Pellegrini, Ronald V.

Pellegrini, Ronald V.Adult Cardiac Surgery, UPMC
Chief
CLASS OF 1959  

When Dr. Ronald Pellegrini applied to W&J, he received a generous scholarship, but he was forced to delay coming to college for one year. His parents were out of work and he needed to earn money for his family by working in the coal mines like his father. That year taught him a great deal and made him even more determined to succeed in college once he got there.

And succeed he did. In fact, Pellegrini was admitted to medical school during the fall of his junior year. “This happened to be very rare and unusual,” he says, “but when I told Dr. [Dewey] Dieter, all he said was, ‘What did you expect?’”

Pellegrini’s life has continued to be exceptional. In 1974, Pellegrini headed a four-person team that installed the first commercial model of an intra-aortic balloon pump, paving the way for the widespread use of this important surgical technique. And now, after helping to develop the Mercy Heart Institute, he serves as chief of adult cardiac surgery at UPMC and is widely recognized as one of the leading heart surgeons in the country.

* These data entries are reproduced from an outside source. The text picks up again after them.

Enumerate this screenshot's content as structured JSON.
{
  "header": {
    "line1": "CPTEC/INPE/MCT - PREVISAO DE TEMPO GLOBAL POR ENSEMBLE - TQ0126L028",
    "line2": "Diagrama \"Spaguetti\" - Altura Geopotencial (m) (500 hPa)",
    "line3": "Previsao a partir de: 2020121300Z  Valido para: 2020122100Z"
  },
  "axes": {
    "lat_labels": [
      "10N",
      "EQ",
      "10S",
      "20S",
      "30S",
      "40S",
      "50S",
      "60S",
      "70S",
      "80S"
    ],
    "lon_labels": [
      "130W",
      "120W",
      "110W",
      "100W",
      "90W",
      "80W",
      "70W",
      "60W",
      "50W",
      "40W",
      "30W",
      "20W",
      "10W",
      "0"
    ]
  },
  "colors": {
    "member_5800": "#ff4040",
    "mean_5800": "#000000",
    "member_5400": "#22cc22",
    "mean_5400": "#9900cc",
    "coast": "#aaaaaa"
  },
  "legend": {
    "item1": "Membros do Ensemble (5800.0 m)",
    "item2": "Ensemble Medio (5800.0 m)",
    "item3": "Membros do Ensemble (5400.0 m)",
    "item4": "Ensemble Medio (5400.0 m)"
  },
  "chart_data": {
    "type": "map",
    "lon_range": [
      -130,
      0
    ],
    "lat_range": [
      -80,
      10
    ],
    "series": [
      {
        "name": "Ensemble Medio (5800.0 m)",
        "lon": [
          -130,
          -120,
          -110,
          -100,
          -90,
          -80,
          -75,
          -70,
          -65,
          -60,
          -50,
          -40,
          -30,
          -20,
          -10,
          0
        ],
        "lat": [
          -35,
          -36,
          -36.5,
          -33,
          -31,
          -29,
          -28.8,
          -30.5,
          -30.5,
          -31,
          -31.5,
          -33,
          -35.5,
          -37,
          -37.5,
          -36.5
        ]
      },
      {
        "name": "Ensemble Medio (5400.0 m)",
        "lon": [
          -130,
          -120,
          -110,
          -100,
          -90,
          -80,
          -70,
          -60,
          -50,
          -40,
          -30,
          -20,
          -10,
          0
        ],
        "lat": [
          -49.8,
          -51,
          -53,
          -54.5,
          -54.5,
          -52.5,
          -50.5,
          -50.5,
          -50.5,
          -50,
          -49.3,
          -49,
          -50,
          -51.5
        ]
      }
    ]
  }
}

Although he works 12 to 15 hours a day, Pellegrini loves what he does. “The most enjoyable thing about my job is my job,” says Pellegrini. “I’m a very lucky man because my vocation and my avocation are the same.”

Pellegrini credits W&J with providing the kind of education that prepares students like him to be flexible and ready for anything. He applauds the professors for focusing not only on teaching facts but also on teaching students to learn things independently. He remembers most fondly Dr. Edwin Moseley, who “never gave a lecture but would always talk about learning, methods of learning, and the importance of being able to learn on your own.” After Pellegrini and his classmates had memorized dates and facts for a test on the Civil War, “Dr. Walter Sanderlin stood up and wrote, ‘What were the causes of the Civil War?’ That question was the whole test,” Pellegrini recalls. Teaching students to think for themselves is a hallmark of W&J that prepared this physician for his remarkable career.